# State Waters vs. Federal Waters???



## Snagged Line (Sep 30, 2007)

Stupid question time...

Is there an Imaginary line 9 miles off the shoreline that follows the shape of the state?

How do you determine if you are over this Imaginary line when you are "about 9 or so" miles out?

My limited little pea sized Brain try's to answer, but: 

1. Just look at your GPS and plot your position on a chart and compare it to........................???

Or: 

2. Just run the curser on your GPS north to the shoreline and measure distance to the beach or............................??

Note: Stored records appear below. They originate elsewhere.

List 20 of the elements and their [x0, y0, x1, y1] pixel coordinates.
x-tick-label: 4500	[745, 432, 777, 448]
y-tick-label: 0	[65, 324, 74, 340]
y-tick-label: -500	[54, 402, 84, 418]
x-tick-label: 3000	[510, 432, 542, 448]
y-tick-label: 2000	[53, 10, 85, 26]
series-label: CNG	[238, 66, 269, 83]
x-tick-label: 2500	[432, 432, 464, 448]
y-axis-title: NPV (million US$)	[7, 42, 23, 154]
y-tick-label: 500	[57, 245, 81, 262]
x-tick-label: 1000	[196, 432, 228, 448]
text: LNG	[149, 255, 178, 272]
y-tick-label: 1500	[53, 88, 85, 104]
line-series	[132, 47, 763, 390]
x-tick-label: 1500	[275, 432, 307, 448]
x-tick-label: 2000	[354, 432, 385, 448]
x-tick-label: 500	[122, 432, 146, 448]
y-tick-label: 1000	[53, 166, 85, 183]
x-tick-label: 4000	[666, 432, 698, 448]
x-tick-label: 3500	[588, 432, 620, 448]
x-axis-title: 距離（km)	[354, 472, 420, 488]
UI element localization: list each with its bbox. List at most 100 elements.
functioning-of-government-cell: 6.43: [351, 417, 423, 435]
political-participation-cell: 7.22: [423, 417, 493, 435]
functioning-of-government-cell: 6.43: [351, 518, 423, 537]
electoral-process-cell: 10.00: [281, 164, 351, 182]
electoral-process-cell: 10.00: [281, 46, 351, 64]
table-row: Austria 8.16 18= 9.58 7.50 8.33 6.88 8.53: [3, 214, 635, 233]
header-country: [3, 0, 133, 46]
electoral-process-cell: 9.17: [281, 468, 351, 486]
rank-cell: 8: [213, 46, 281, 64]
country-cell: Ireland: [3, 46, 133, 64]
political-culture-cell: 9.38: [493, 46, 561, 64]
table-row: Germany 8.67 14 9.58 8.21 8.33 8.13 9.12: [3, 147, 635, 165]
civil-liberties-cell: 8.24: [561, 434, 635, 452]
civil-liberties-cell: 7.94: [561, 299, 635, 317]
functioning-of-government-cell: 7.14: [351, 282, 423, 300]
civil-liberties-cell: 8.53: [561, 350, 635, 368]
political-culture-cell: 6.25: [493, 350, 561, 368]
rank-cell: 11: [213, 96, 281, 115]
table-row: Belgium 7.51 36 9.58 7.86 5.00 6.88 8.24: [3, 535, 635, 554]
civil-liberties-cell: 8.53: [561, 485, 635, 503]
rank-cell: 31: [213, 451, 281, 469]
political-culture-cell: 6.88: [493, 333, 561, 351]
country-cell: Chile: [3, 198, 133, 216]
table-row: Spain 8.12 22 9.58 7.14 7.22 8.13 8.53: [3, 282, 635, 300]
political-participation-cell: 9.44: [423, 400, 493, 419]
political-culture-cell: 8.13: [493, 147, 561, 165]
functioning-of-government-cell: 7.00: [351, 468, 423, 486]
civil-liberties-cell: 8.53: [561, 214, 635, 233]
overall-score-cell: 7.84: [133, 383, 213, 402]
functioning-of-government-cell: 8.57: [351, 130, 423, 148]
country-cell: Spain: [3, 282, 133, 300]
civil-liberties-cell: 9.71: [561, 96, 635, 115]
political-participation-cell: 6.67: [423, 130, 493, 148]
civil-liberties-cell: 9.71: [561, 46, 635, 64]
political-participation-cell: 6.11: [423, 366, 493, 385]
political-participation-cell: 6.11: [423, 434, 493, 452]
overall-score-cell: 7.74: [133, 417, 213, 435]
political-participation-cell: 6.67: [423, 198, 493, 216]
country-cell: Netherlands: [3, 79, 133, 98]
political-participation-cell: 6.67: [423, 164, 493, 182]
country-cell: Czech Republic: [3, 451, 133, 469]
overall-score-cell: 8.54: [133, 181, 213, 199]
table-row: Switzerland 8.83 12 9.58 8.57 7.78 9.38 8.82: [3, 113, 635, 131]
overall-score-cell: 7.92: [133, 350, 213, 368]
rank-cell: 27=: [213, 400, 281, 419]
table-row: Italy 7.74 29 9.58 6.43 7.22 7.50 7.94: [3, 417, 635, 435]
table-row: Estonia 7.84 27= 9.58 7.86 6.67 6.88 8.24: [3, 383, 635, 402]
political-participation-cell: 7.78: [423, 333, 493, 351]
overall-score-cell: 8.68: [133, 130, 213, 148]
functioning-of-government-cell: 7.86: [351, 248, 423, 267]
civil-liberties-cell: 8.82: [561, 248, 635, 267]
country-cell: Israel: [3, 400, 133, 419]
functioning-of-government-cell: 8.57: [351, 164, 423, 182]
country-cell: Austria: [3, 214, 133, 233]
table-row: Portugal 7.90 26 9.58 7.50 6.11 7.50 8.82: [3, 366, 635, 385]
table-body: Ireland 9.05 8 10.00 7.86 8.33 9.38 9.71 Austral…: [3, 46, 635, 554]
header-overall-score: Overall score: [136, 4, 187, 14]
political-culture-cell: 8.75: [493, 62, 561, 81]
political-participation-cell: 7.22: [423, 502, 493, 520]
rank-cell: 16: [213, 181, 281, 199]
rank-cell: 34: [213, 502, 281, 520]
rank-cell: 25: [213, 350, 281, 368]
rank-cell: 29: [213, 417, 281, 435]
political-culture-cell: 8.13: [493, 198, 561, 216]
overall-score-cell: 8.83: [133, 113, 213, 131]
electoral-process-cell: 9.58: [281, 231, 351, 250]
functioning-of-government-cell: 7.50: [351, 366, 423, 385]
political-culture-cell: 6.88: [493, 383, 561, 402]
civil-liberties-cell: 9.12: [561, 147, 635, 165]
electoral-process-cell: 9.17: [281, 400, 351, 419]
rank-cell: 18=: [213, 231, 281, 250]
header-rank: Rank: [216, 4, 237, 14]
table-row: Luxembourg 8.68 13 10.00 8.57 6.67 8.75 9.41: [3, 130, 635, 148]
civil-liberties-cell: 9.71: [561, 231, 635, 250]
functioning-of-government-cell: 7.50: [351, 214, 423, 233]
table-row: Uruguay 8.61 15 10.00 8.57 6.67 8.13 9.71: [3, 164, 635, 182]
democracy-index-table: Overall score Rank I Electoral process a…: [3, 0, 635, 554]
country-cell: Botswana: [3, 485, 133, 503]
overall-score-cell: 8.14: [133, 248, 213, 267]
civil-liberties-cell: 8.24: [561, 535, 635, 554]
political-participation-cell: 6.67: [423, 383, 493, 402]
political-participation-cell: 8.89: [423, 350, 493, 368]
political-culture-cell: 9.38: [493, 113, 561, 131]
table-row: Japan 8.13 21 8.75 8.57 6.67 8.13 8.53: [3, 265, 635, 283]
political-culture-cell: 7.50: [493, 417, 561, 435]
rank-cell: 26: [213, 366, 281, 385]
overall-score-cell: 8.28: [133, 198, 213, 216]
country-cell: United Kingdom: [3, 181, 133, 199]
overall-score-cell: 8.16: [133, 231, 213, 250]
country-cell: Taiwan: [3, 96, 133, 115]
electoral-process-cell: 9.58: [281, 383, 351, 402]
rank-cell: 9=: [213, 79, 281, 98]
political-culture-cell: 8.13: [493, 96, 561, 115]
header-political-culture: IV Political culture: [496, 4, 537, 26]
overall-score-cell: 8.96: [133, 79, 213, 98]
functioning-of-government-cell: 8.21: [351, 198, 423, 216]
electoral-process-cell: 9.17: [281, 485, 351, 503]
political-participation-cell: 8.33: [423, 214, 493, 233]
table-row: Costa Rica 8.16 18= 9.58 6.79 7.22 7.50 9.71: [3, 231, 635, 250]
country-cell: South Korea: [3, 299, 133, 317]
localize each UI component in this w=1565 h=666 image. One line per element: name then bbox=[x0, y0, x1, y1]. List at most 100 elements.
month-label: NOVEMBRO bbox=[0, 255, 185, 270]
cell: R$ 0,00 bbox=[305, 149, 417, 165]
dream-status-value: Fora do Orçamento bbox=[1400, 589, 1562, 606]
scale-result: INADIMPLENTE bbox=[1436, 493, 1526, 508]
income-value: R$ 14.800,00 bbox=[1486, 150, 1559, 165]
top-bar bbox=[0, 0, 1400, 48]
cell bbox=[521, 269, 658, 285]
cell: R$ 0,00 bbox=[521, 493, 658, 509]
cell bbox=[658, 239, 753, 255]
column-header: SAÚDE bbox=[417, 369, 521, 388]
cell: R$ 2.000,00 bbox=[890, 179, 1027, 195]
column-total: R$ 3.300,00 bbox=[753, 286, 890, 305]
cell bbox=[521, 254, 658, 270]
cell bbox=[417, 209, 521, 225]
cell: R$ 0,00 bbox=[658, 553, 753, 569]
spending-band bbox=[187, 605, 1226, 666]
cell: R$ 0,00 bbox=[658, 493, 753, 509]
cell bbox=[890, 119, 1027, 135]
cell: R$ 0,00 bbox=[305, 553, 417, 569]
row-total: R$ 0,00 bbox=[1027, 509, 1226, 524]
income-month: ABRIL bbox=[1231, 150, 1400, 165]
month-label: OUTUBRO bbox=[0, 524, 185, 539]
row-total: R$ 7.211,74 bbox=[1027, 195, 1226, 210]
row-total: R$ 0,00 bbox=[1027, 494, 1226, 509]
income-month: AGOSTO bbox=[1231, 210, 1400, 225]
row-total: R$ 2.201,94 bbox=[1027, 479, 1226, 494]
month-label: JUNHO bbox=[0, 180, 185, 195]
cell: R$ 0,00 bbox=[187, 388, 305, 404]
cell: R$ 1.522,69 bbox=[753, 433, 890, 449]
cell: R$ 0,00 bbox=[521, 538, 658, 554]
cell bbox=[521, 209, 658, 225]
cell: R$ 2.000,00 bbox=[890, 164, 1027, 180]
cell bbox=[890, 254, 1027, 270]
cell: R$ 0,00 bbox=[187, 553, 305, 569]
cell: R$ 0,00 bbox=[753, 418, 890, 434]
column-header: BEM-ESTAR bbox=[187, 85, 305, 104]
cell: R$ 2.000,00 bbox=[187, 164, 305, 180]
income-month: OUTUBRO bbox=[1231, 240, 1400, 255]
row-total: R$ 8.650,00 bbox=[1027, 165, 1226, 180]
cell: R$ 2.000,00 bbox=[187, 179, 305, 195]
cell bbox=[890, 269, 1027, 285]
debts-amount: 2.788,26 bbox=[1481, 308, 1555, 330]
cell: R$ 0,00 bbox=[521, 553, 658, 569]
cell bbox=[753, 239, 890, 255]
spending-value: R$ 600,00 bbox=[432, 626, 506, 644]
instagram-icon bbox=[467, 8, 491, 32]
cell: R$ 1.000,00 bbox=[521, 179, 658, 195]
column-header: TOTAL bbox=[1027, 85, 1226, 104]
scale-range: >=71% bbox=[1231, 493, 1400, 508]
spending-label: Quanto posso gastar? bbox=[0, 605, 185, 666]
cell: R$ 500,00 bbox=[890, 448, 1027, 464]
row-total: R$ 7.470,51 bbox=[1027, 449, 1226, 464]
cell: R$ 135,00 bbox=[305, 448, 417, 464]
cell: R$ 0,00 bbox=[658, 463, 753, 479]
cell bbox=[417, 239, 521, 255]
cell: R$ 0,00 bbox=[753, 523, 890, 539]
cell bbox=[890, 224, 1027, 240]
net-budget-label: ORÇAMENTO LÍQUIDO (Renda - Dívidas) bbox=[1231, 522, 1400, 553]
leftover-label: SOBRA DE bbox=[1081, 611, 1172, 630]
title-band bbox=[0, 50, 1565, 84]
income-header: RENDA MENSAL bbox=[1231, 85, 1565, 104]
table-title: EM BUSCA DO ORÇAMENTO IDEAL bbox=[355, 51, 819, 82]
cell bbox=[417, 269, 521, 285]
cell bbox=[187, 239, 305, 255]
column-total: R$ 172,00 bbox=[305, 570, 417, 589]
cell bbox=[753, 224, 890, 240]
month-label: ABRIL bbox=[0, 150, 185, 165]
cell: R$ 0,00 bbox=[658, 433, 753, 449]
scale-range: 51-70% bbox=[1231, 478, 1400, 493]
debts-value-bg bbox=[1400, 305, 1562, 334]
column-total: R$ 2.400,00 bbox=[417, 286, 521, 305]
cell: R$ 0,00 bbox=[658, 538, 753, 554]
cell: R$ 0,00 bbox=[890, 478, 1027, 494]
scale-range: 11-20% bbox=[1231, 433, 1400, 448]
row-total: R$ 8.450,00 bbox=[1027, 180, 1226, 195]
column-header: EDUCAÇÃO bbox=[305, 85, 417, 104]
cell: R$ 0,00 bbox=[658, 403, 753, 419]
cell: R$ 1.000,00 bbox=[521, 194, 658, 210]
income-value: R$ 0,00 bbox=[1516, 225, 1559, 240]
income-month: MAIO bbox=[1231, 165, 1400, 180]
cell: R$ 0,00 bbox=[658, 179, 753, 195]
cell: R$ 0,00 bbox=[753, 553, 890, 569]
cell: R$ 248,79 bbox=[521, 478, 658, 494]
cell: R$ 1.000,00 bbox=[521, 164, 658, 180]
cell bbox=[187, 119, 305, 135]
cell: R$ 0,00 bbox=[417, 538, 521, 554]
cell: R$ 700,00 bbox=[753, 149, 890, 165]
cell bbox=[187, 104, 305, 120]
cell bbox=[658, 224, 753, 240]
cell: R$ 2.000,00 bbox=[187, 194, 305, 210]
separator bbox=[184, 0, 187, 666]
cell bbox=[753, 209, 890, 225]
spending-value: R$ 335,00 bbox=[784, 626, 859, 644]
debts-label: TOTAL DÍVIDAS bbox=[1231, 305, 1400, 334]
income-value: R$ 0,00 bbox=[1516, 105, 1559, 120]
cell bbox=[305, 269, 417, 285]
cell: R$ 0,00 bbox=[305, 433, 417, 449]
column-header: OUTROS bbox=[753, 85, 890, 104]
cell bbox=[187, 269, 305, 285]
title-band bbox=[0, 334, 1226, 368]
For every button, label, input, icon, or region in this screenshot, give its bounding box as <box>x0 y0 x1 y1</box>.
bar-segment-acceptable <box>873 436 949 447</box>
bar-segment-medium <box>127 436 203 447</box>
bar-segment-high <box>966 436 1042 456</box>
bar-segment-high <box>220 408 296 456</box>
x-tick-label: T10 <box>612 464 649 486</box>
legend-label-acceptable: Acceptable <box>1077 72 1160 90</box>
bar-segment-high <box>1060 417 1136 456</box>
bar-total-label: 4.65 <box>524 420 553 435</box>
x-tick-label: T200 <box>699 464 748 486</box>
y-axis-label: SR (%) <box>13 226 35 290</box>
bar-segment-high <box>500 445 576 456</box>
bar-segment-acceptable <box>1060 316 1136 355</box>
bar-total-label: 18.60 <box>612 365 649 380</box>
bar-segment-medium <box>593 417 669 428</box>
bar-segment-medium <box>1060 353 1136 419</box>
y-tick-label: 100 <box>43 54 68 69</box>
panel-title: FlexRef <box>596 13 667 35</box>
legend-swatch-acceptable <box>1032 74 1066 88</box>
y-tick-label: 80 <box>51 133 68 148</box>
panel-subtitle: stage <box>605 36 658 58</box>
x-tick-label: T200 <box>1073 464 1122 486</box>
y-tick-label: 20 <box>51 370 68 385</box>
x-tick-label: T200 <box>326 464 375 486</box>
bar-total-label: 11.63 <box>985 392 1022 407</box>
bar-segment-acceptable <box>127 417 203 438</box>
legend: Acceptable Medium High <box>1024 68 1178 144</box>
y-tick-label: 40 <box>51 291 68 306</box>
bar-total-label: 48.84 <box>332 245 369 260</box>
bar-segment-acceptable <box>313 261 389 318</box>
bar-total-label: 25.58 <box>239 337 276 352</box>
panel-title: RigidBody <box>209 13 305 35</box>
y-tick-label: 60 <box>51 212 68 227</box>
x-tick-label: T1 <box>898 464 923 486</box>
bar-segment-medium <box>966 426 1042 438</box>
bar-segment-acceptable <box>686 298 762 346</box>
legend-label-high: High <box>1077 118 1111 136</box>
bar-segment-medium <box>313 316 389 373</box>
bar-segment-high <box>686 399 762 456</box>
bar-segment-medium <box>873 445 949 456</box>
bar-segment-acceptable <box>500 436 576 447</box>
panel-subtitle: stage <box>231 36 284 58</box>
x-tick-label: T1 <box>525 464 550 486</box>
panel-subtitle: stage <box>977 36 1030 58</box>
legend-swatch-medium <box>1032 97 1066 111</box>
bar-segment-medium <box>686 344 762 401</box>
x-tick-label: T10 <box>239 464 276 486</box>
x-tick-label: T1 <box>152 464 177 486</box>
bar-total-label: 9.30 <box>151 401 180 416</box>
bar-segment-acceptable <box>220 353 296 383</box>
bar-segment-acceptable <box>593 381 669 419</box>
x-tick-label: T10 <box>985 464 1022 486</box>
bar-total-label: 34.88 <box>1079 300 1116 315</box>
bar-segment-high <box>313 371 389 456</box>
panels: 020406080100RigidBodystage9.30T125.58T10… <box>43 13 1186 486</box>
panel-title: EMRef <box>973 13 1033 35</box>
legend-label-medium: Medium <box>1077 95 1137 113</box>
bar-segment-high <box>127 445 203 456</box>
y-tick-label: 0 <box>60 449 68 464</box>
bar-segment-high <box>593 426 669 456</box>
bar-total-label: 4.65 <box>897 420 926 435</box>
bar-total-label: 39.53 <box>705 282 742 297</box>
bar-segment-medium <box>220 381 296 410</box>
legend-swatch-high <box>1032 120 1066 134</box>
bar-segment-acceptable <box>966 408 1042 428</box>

Am I just That stupid and the only one that does not know this??? 

Thanks in advance.....


----------



## sealark (Sep 27, 2007)

You answered your question with the first statement. 
How to, just run the distance option on gps from shore to boat. It will change as you move the curser.


----------



## Salty Daze (Sep 25, 2011)

I just recently found an easy way to figure this out after trying to organize all my gps numbers and stuff. I knew there had to be a quick way to know where you are at with as much bouncing around from spot to spot as I do. I use a Garmin 4212 gps machine with the g2 map so others may be different. But on mine there is a line 9 miles offshore for the gulf and 3 miles on the atlantic side that says "natural resource boundary". Its a faint line with those words all along the line. Thats what I use for the state/federal water line.


----------



## DantheGuy (Jun 12, 2013)

My Garmin 740s with a g2 Map card, and when you zoom in there is a 3 Nautical Mile and 9 Nautical Mile line. Easy as that. Just like Salty Daze! though i'm sure you have to have the G2 Map to get that info... Not sure if its on the original Map Database on the Unit.


----------



## Snagged Line (Sep 30, 2007)

thanks for the responses... I need to power up my gps and see if it's there...


----------



## knotty buoy (Oct 8, 2012)

I'm with the other two.My Garmin 441s when selected to "fishing " rather than "navigation" clearly shows the 3 mile limit for Alabama,and the Flotida intersect line. Well marked and well described on the gps loaded maps.


----------